Entretien : Vahine Fierro, les JO en ligne de mire

"J'ai commencé à surfer Teahupo'o à seulement 17 ans. Avant je ne trouvais aucun plaisir à me mettre à l'eau là-bas".

16/12/2021 par Rédaction Surf Session

Sourire enjoué et regard déterminé, Vahine sait où elle va.
On a profité de la présence de la surfeuse tahitienne à Hossegor en octobre dernier, pour la rencontrer, elle qui était dans les Landes pour disputer le 3e et avant-dernier Challenger Serie de l’année. 
Nous l’avons retrouvée entre deux séries à la Roxy House, au beau milieu des dunes landaises. Elle nous a gentiment ouvert les portes de cette belle maison perdue dans les pins. Nous nous sommes installés sur une terrasse de bois spacieuse, jonchée de longboards estampillés Roxy sous le regard des derniers oiseaux de la saison. Les yeux pétillants, souriante et discrète, Vahine s’est confiée.
Nous lui avons posé des questions sur Teahupo’o et les JO. La présence prochaine de cette compétition sur son île divise l’opinion et nous lui avons aussi demandé son avis sur la question. 
Entretien. 

Les prochains JO doivent se tenir à Teahupo’o en 2024, est-ce que c’est une bonne chose pour toi ?
Vahine Fierro – Je n’étais pas surprise qu’ils aient choisi ce spot parce que les conditions en juillet, ailleurs en France, ne sont pas fameuses ! Alors que Teahupo’o est la vague parfaite pendant cette période. C’est sûr qu’il y a beaucoup d’enjeux environnementaux. Il y a beaucoup de gens qui sont contre et beaucoup de gens qui sont pour. Je vais y participer, mais si les gens sont contre j’accepte aussi leur décision et j’espère que si les Jeux se passent là-bas, le comité fera tout pour que l’endroit reste intact et qu’il n’y ai pas de séquelles. Ils comptent faire beaucoup d’aménagements et j’espère que ça n’impactera pas trop Teahupo’o parce que c’est vraiment un endroit mythique. S’ils ont choisi ce lieu c’est qu’ils ont ressenti le Mana, c’est une énergie que tu ressens quand tu es là-bas.

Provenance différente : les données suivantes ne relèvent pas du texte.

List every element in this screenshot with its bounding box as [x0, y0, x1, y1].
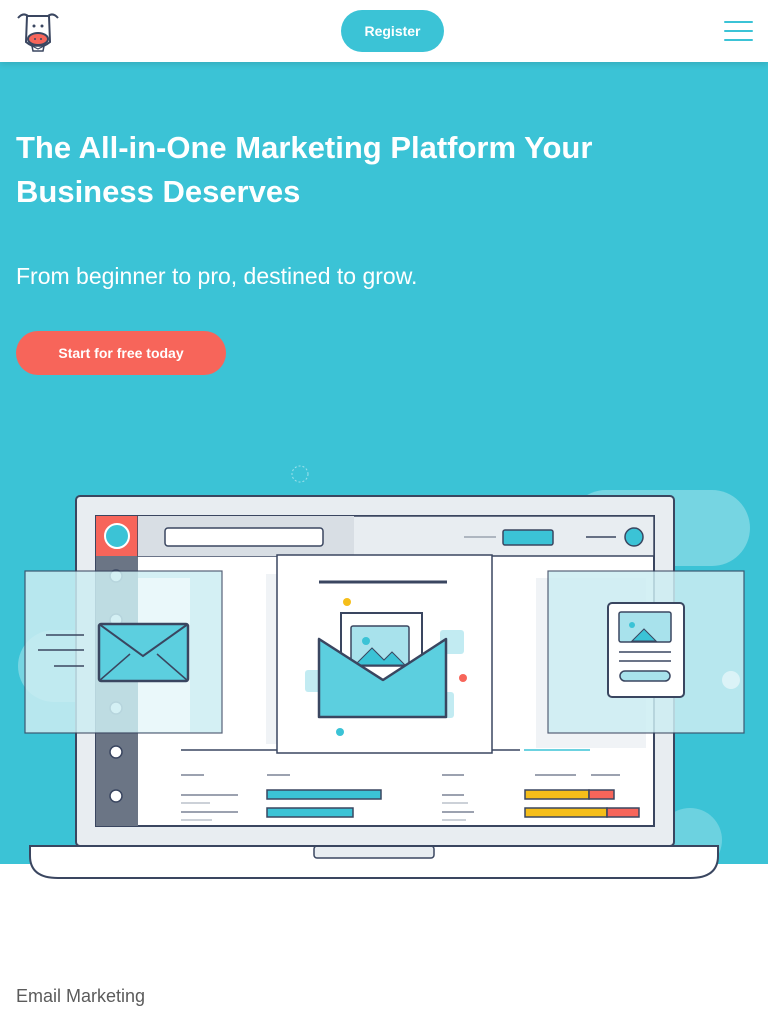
email-marketing-label: Email Marketing: [16, 986, 146, 1006]
hero-subtitle: From beginner to pro, destined to grow.: [16, 263, 418, 289]
cow-logo-icon[interactable]: [14, 8, 62, 54]
hero-title: The All-in-One Marketing Platform Your B…: [16, 130, 593, 209]
start-free-button[interactable]: Start for free today: [16, 331, 226, 375]
hamburger-menu-icon[interactable]: [724, 21, 754, 41]
top-navbar: Register: [0, 0, 768, 62]
laptop-email-builder-illustration: [18, 465, 750, 879]
register-button[interactable]: Register: [341, 10, 444, 52]
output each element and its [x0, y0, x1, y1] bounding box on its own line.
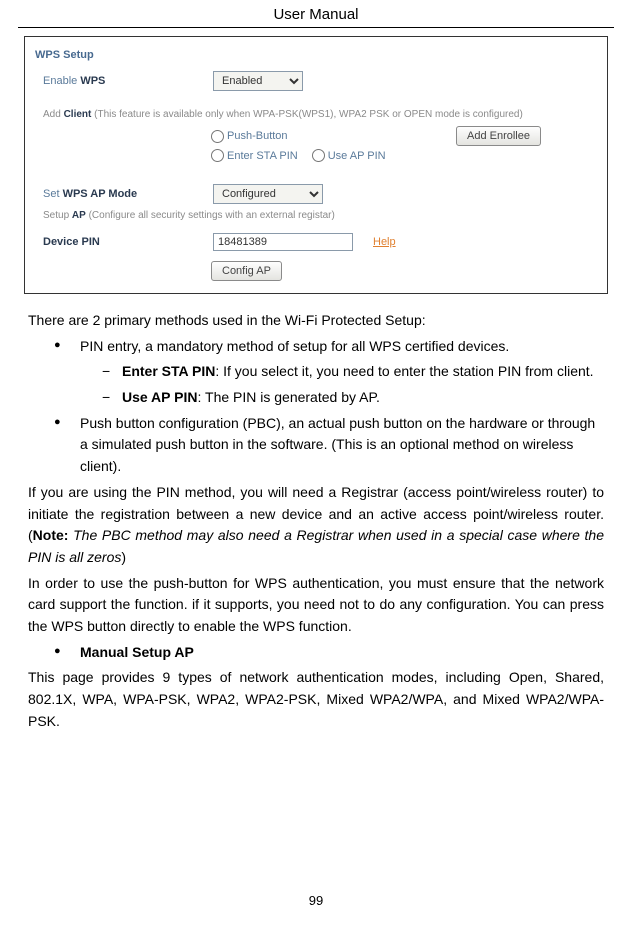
- enable-wps-pre: Enable: [43, 75, 80, 87]
- wps-setup-title: WPS Setup: [35, 49, 601, 61]
- dash-2-rest: : The PIN is generated by AP.: [197, 389, 379, 405]
- para-3: This page provides 9 types of network au…: [28, 667, 604, 732]
- add-client-hint: (This feature is available only when WPA…: [91, 109, 522, 120]
- document-content: There are 2 primary methods used in the …: [28, 310, 604, 732]
- dash-list: Enter STA PIN: If you select it, you nee…: [80, 361, 604, 408]
- enter-sta-pin-text: Enter STA PIN: [227, 150, 298, 162]
- bullet-1: PIN entry, a mandatory method of setup f…: [54, 336, 604, 409]
- enter-sta-pin-radio[interactable]: [211, 149, 224, 162]
- enable-wps-label: Enable WPS: [43, 75, 213, 87]
- set-wps-pre: Set: [43, 188, 63, 200]
- add-client-pre: Add: [43, 109, 64, 120]
- config-ap-button[interactable]: Config AP: [211, 261, 282, 281]
- set-wps-ap-select[interactable]: Configured: [213, 184, 323, 204]
- use-ap-pin-radio-label[interactable]: Use AP PIN: [312, 149, 386, 162]
- para-1-italic: The PBC method may also need a Registrar…: [28, 527, 604, 565]
- intro-text: There are 2 primary methods used in the …: [28, 310, 604, 332]
- help-link[interactable]: Help: [373, 236, 396, 248]
- page-number: 99: [0, 893, 632, 908]
- bullet-1-text: PIN entry, a mandatory method of setup f…: [80, 338, 509, 354]
- push-button-radio[interactable]: [211, 130, 224, 143]
- para-2: In order to use the push-button for WPS …: [28, 573, 604, 638]
- dash-1: Enter STA PIN: If you select it, you nee…: [102, 361, 604, 383]
- enable-wps-select[interactable]: Enabled: [213, 71, 303, 91]
- wps-setup-screenshot: WPS Setup Enable WPS Enabled Add Client …: [24, 36, 608, 294]
- dash-1-bold: Enter STA PIN: [122, 363, 215, 379]
- use-ap-pin-text: Use AP PIN: [328, 150, 386, 162]
- enable-wps-row: Enable WPS Enabled: [31, 71, 601, 91]
- para-1-post: ): [121, 549, 126, 565]
- add-enrollee-button[interactable]: Add Enrollee: [456, 126, 541, 146]
- push-button-text: Push-Button: [227, 130, 288, 142]
- set-wps-bold: WPS AP Mode: [63, 188, 138, 200]
- device-pin-row: Device PIN Help: [31, 233, 601, 251]
- radio-row-2: Enter STA PIN Use AP PIN: [31, 149, 601, 162]
- add-client-bold: Client: [64, 109, 92, 120]
- enter-sta-pin-radio-label[interactable]: Enter STA PIN: [211, 149, 298, 162]
- set-wps-ap-row: Set WPS AP Mode Configured: [31, 184, 601, 204]
- dash-2-bold: Use AP PIN: [122, 389, 197, 405]
- push-button-radio-label[interactable]: Push-Button: [211, 130, 288, 143]
- bullet-list: PIN entry, a mandatory method of setup f…: [28, 336, 604, 478]
- bullet-list-2: Manual Setup AP: [28, 642, 604, 664]
- config-ap-row: Config AP: [31, 261, 601, 281]
- device-pin-label: Device PIN: [43, 236, 213, 248]
- radio-row-1: Push-Button Add Enrollee: [31, 126, 601, 146]
- add-client-row: Add Client (This feature is available on…: [31, 109, 601, 120]
- bullet-3: Manual Setup AP: [54, 642, 604, 664]
- device-pin-input[interactable]: [213, 233, 353, 251]
- setup-ap-hint: (Configure all security settings with an…: [86, 210, 335, 221]
- para-1: If you are using the PIN method, you wil…: [28, 482, 604, 569]
- set-wps-ap-label: Set WPS AP Mode: [43, 188, 213, 200]
- setup-ap-bold: AP: [72, 210, 86, 221]
- para-1-note: Note:: [33, 527, 69, 543]
- dash-2: Use AP PIN: The PIN is generated by AP.: [102, 387, 604, 409]
- use-ap-pin-radio[interactable]: [312, 149, 325, 162]
- bullet-2: Push button configuration (PBC), an actu…: [54, 413, 604, 478]
- setup-ap-row: Setup AP (Configure all security setting…: [31, 210, 601, 221]
- setup-ap-pre: Setup: [43, 210, 72, 221]
- dash-1-rest: : If you select it, you need to enter th…: [215, 363, 593, 379]
- enable-wps-bold: WPS: [80, 75, 105, 87]
- page-header: User Manual: [18, 0, 614, 28]
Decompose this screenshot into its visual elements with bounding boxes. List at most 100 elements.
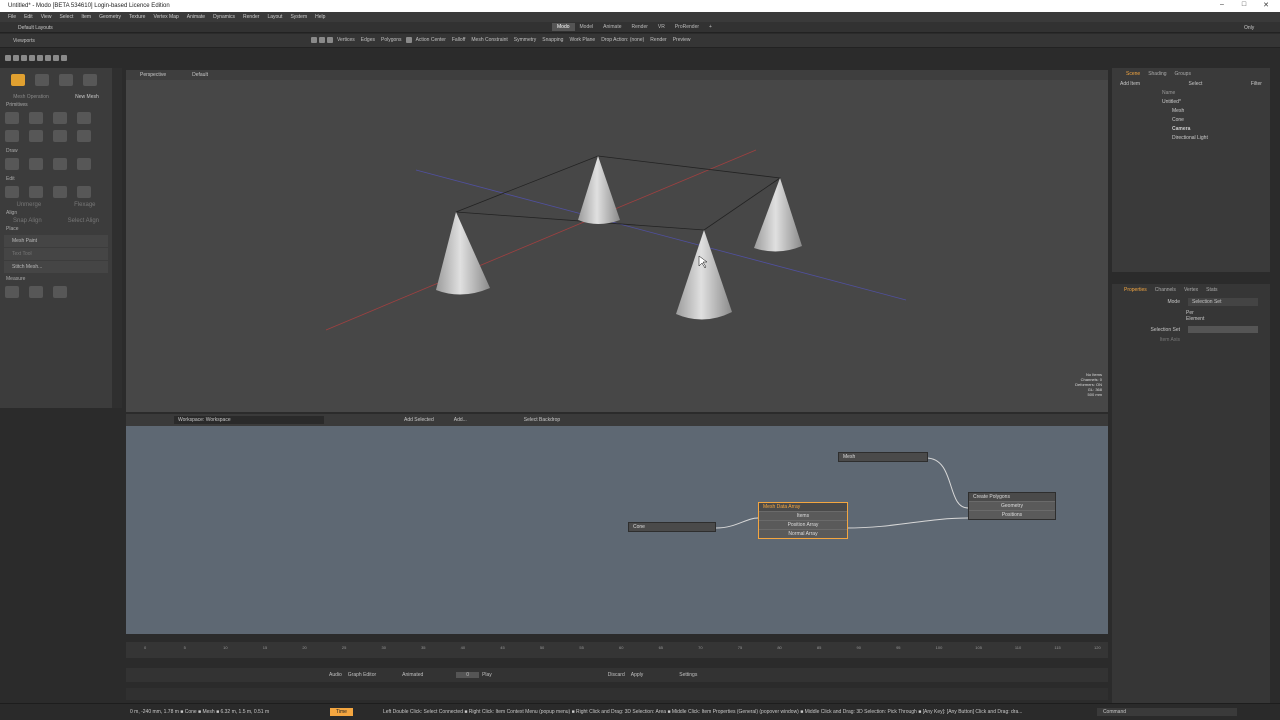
tab-channels[interactable]: Channels [1151, 286, 1180, 294]
port-items[interactable]: Items [759, 511, 847, 520]
per-element-option[interactable]: Per Element [1112, 308, 1270, 324]
tree-item-scene[interactable]: Untitled* [1162, 98, 1270, 107]
minimize-button[interactable]: – [1212, 1, 1232, 11]
tab-vertex[interactable]: Vertex [1180, 286, 1202, 294]
shading-dropdown[interactable]: Default [192, 72, 208, 78]
tab-properties[interactable]: Properties [1120, 286, 1151, 294]
add-item-button[interactable]: Add Item [1120, 81, 1140, 87]
mesh-operation-button[interactable]: Mesh Operation [13, 94, 49, 100]
cone-icon[interactable] [77, 112, 91, 124]
workspace-dropdown[interactable]: Workspace: Workspace [174, 416, 324, 424]
rotate-tool-icon[interactable] [35, 74, 49, 86]
rotate-icon[interactable] [327, 37, 333, 43]
drop-action-dropdown[interactable]: Drop Action: (none) [598, 37, 647, 43]
settings-button[interactable]: Settings [676, 672, 700, 678]
node-cone[interactable]: Cone [628, 522, 716, 532]
graph-editor-button[interactable]: Graph Editor [345, 672, 379, 678]
viewports-button[interactable]: Viewports [10, 38, 38, 44]
discard-button[interactable]: Discard [605, 672, 628, 678]
menu-file[interactable]: File [8, 14, 16, 20]
timeline[interactable]: 0 5 10 15 20 25 30 35 40 45 50 55 60 65 70 75 80 85 90 95 10… [126, 642, 1108, 658]
select-align-button[interactable]: Select Align [68, 218, 99, 224]
node-mesh[interactable]: Mesh [838, 452, 928, 462]
move-icon[interactable] [319, 37, 325, 43]
time-button[interactable]: Time [330, 708, 353, 716]
frame-field[interactable]: 0 [456, 672, 480, 678]
tab-model[interactable]: Model [575, 23, 599, 31]
tool-icon[interactable] [5, 55, 11, 61]
cone[interactable] [436, 212, 490, 295]
schematic-view[interactable]: Mesh Cone Mesh Data Array Items Position… [126, 426, 1108, 634]
ruler-icon[interactable] [5, 286, 19, 298]
vertices-mode-button[interactable]: Vertices [334, 37, 358, 43]
menu-help[interactable]: Help [315, 14, 325, 20]
select-icon[interactable] [311, 37, 317, 43]
view-dropdown[interactable]: Perspective [140, 72, 166, 78]
tool-icon[interactable] [53, 55, 59, 61]
torus-icon[interactable] [5, 130, 19, 142]
tab-render[interactable]: Render [626, 23, 652, 31]
select-button[interactable]: Select [1188, 81, 1202, 87]
work-plane-button[interactable]: Work Plane [566, 37, 598, 43]
menu-texture[interactable]: Texture [129, 14, 145, 20]
menu-vertex-map[interactable]: Vertex Map [153, 14, 178, 20]
node-mesh-data-array[interactable]: Mesh Data Array Items Position Array Nor… [758, 502, 848, 539]
mode-dropdown[interactable]: Selection Set [1188, 298, 1258, 306]
tab-stats[interactable]: Stats [1202, 286, 1221, 294]
cone[interactable] [754, 178, 802, 252]
scale-tool-icon[interactable] [59, 74, 73, 86]
text-tool[interactable]: Text Tool [4, 248, 108, 260]
tool-icon[interactable] [29, 55, 35, 61]
sphere-icon[interactable] [29, 112, 43, 124]
menu-geometry[interactable]: Geometry [99, 14, 121, 20]
curve-icon[interactable] [53, 158, 67, 170]
capsule-icon[interactable] [53, 130, 67, 142]
menu-view[interactable]: View [41, 14, 52, 20]
tool-icon[interactable] [37, 55, 43, 61]
mesh-constraint-button[interactable]: Mesh Constraint [468, 37, 510, 43]
item-mode-icon[interactable] [405, 37, 412, 43]
sketch-icon[interactable] [77, 158, 91, 170]
port-normal-array[interactable]: Normal Array [759, 529, 847, 538]
plane-icon[interactable] [29, 130, 43, 142]
caliper-icon[interactable] [29, 286, 43, 298]
cube-icon[interactable] [5, 112, 19, 124]
unmerge-button[interactable]: Unmerge [16, 202, 41, 208]
delete-icon[interactable] [77, 186, 91, 198]
tab-prorender[interactable]: ProRender [670, 23, 704, 31]
menu-dynamics[interactable]: Dynamics [213, 14, 235, 20]
text-icon[interactable] [77, 130, 91, 142]
play-button[interactable]: Play [479, 672, 495, 678]
menu-render[interactable]: Render [243, 14, 259, 20]
cone[interactable] [578, 156, 620, 224]
name-column-header[interactable]: Name [1112, 88, 1270, 98]
port-position-array[interactable]: Position Array [759, 520, 847, 529]
tool-icon[interactable] [61, 55, 67, 61]
tab-scene[interactable]: Scene [1122, 70, 1144, 78]
apply-button[interactable]: Apply [628, 672, 647, 678]
menu-layout[interactable]: Layout [267, 14, 282, 20]
section-measure[interactable]: Measure [0, 274, 112, 284]
audio-button[interactable]: Audio [326, 672, 345, 678]
maximize-button[interactable]: □ [1234, 1, 1254, 11]
port-geometry[interactable]: Geometry [969, 501, 1055, 510]
menu-item[interactable]: Item [81, 14, 91, 20]
command-input[interactable]: Command [1096, 708, 1237, 716]
tool-icon[interactable] [13, 55, 19, 61]
add-tab-button[interactable]: + [704, 23, 717, 31]
menu-animate[interactable]: Animate [187, 14, 205, 20]
symmetry-button[interactable]: Symmetry [511, 37, 540, 43]
menu-edit[interactable]: Edit [24, 14, 33, 20]
menu-select[interactable]: Select [59, 14, 73, 20]
copy-icon[interactable] [29, 186, 43, 198]
section-edit[interactable]: Edit [0, 174, 112, 184]
section-draw[interactable]: Draw [0, 146, 112, 156]
paste-icon[interactable] [53, 186, 67, 198]
tree-item-mesh[interactable]: Mesh [1162, 107, 1270, 116]
preview-button[interactable]: Preview [670, 37, 694, 43]
vertical-tab-strip[interactable] [112, 68, 122, 408]
add-selected-button[interactable]: Add Selected [404, 417, 434, 423]
cone[interactable] [676, 230, 732, 320]
filter-button[interactable]: Filter [1251, 81, 1262, 87]
stitch-mesh-tool[interactable]: Stitch Mesh... [4, 261, 108, 273]
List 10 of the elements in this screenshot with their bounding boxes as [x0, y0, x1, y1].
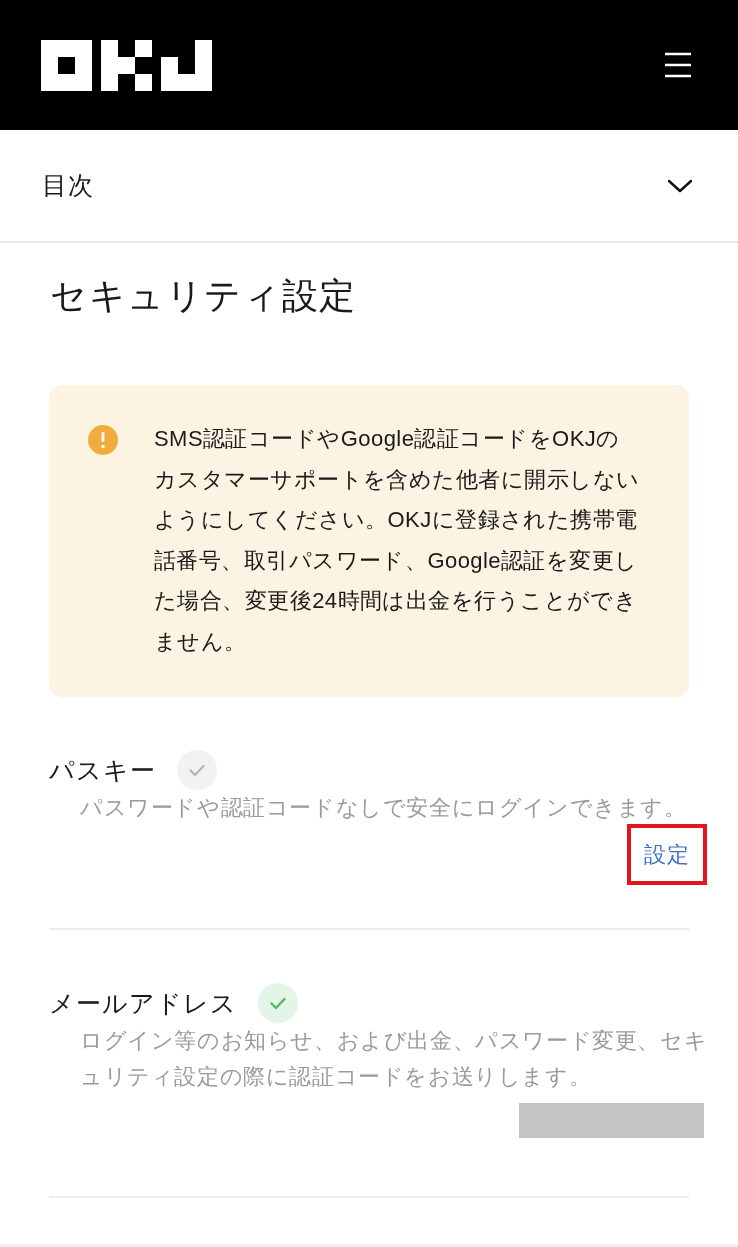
section-description: パスワードや認証コードなしで安全にログインできます。 — [80, 793, 688, 822]
section-description: ログイン等のお知らせ、および出金、パスワード変更、セキュリティ設定の際に認証コードをお送りします。 — [80, 1026, 709, 1091]
notice-text: SMS認証コードやGoogle認証コードをOKJのカスタマーサポートを含めた他者に開示しないようにしてください。OKJに登録された携帯電話番号、取引パスワード、Google認証を変更した場合、変更後24時間は出金を行うことができません。 — [154, 425, 640, 656]
page-title: セキュリティ設定 — [50, 274, 358, 318]
section-title: パスキー — [49, 754, 156, 786]
setup-link[interactable]: 設定 — [631, 827, 703, 881]
warning-icon — [88, 425, 118, 455]
section-title: メールアドレス — [49, 987, 237, 1019]
logo-icon[interactable] — [41, 39, 212, 91]
menu-icon[interactable] — [664, 52, 692, 78]
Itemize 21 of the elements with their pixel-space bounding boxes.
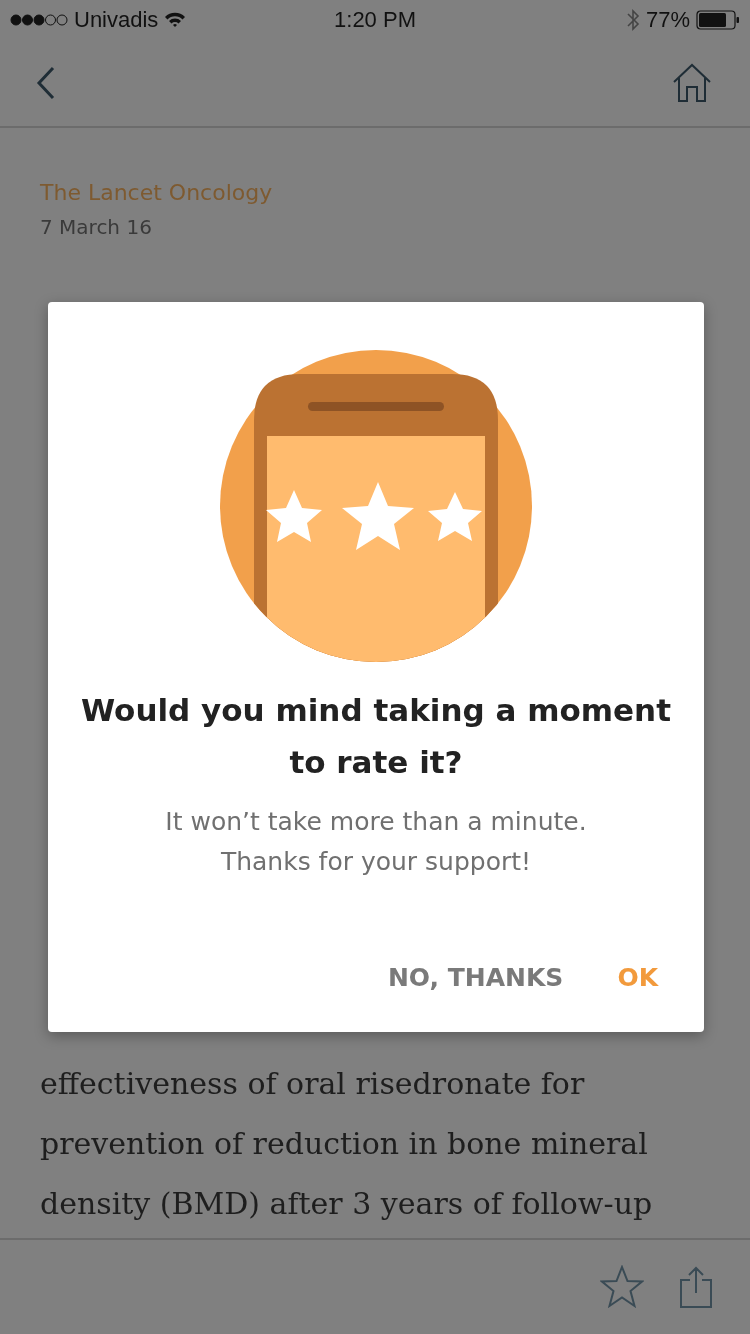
- article-text-line: prevention of reduction in bone mineral: [40, 1125, 649, 1163]
- status-time: 1:20 PM: [334, 7, 416, 33]
- bluetooth-icon: [625, 8, 640, 32]
- signal-icon: [10, 13, 68, 27]
- star-icon[interactable]: [600, 1265, 644, 1309]
- wifi-icon: [164, 12, 187, 28]
- journal-name[interactable]: The Lancet Oncology: [40, 180, 710, 205]
- ok-button[interactable]: OK: [605, 953, 670, 1002]
- dialog-message: Thanks for your support!: [219, 846, 533, 878]
- battery-icon: [696, 10, 740, 30]
- article-text-line: effectiveness of oral risedronate for: [40, 1065, 586, 1103]
- share-icon[interactable]: [680, 1266, 712, 1308]
- dismiss-button[interactable]: NO, THANKS: [375, 953, 576, 1002]
- battery-percent: 77%: [645, 7, 690, 33]
- carrier-name: Univadis: [74, 7, 159, 33]
- article-date: 7 March 16: [40, 215, 153, 239]
- home-icon[interactable]: [672, 63, 712, 103]
- dialog-message: It won’t take more than a minute.: [165, 806, 587, 838]
- back-icon[interactable]: [36, 66, 56, 100]
- article-text-line: density (BMD) after 3 years of follow-up: [40, 1185, 654, 1223]
- dialog-title: Would you mind taking a moment to rate it?: [80, 691, 672, 782]
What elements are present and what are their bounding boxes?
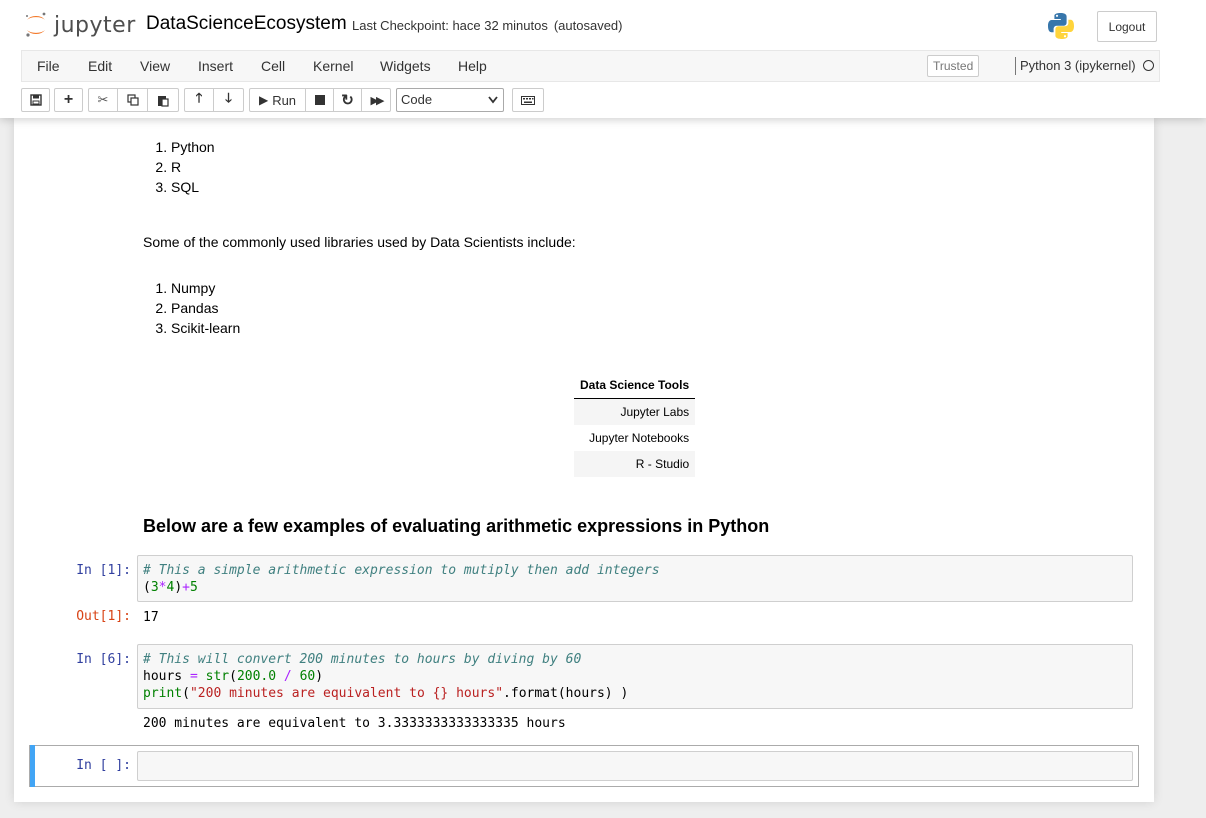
keyboard-icon [521,95,535,105]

Est-ce une inquiétude pour les locaux que la vague soit encore plus mise en avant que ce qu’elle n’est déjà ? 
V. F – C’est sûr que Teahupo’o a un grand impact sur les réseaux sociaux. Ça amène beaucoup de gens. Mais je pense que tout le monde connaît Teahupo’o donc je ne crois pas que cela puisse ramener encore plus de monde… Peut-être quelques personnes mais je pense qu’elle est déjà assez connue. 
Est-ce que tu trouves que c’est bien de continuer de partager la vague ? Ou au contraire, penses-tu que ça serait préférable de la garder pour les Tahitiens ?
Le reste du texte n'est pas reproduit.